For me, the most odd thing the author said is on page 464 where the author refers to "The Rite of Spring" as a late romantic masterpiece. I was so startled that I had to stop reading. I remember when I first heard this work in 1971 or 1972 in a high school music theory class (music rudiments and grammar, really). It astounded me because I had never heard anything like it. As I played recordings for my friends, some thought I was running the music backwards. Nowadays, it does not shock nearly as much as it did even a few decades ago, but it certainly still has freshness and power.

Stravinsky is a modern composer, not a Romantic composer of any stripe. You might get away with calling Firebird romantic, but even there it has little in common with Mahler or Richard Strauss or even Rachmaninoff does it? Such a label seems to me to be too much bowing to the serialists and other academic moderns. Is this really the term being used for this founding work of modern music outside the Boulez - Stockhausen - Babbit believers?
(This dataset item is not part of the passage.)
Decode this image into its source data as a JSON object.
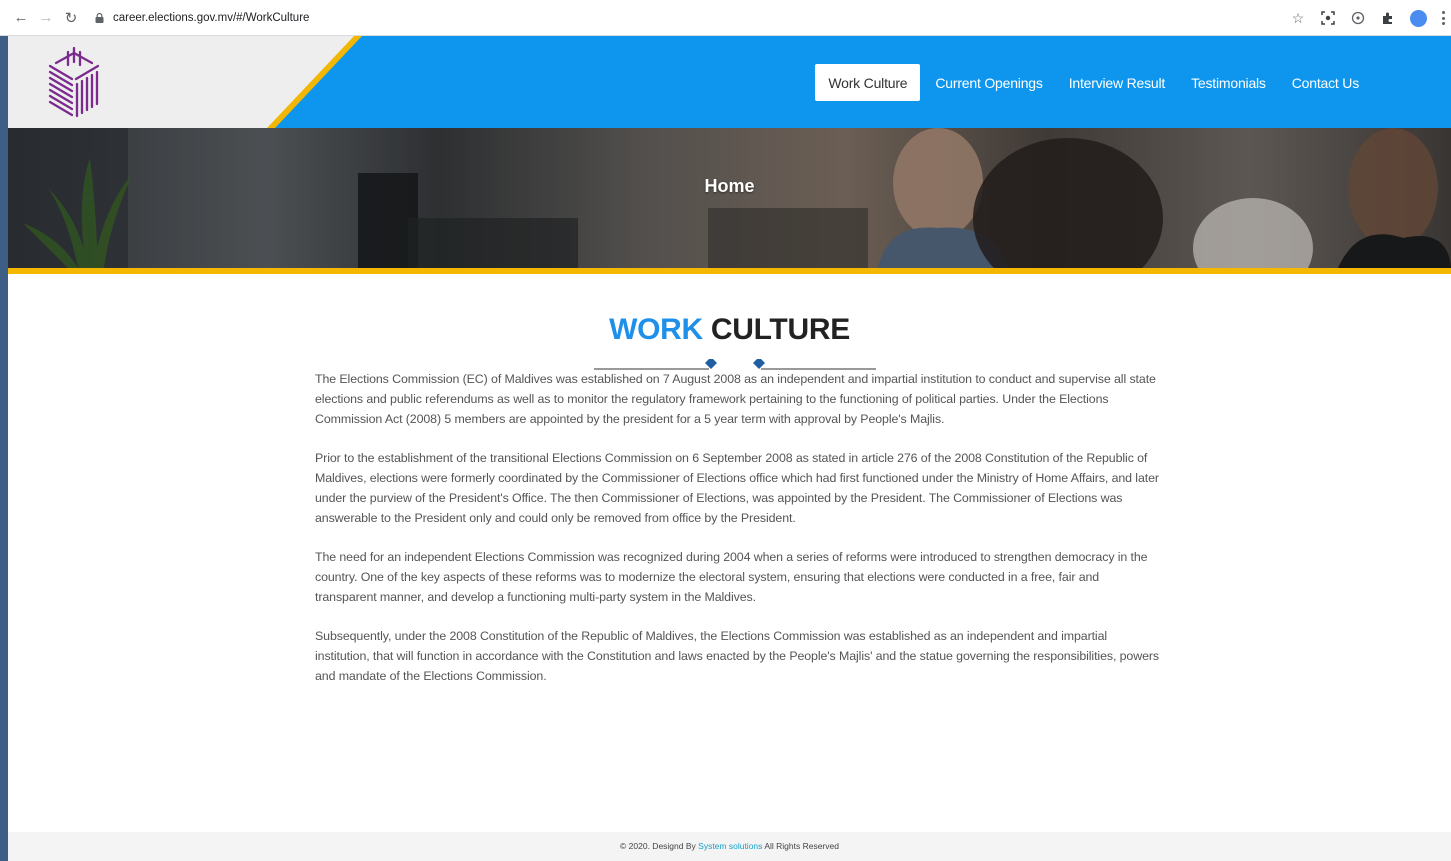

1 of 1 people found the following review helpful:
5.0 out of 5 stars Detailed, but, thankfully, not exhaustive., 20 April 2009
By Steven Schwartz - Published on Amazon.com
This review is from: Stravinsky: The Second Exile: France and America, 1934-1971 (Paperback)
I normally HATE this type of bio. Most composers lead pretty dull lives. If you were to make a truthful movie of one, you'd have long stretches of Our Hero scratching on a piece of paper. In other words, it's not the life itself that's interesting, but the work that life produced. Of course Stravinsky's life lacks the excitement of Rite of Spring or Oedipus Rex or Agon. I can't think of any life that measures up. But Stravinsky was a more interesting personality than most, especially in light of the music he produced and the contradictory things he said about it. Without quite uncovering the mystery of genius, Walsh nevertheless manages to keep our attention and build suspense, mostly through explicating the course of the composer's life and offering shrewd guesses into the composer's character. I happen to love almost everything Stravinsky wrote, so naturally I'm interested in the man. However, Stravinsky's family and personal relations are so tangled that I'm confident this book would appeal to those who can leave the work alone. Even so, Walsh provides valuable "bird's-eye" insights into several major scores.

A fine historian, Walsh scrupulously separates fact from the notoriously wishful thinking of Craft's accounts. Of course, Craft becomes the second major player in the narrative. Walsh isn't interested in bashing Craft and in several places vigorously defends him against the charges of careerism and Svengali-ism. On the other hand, he doesn't overlook Craft's flaws. Walsh tends to see neither gods nor demons, but people. He also has the gift of tying often-mundane facts into a compelling story and of bright, elegant prose. I can't praise this book (and its predecessor) highly enough.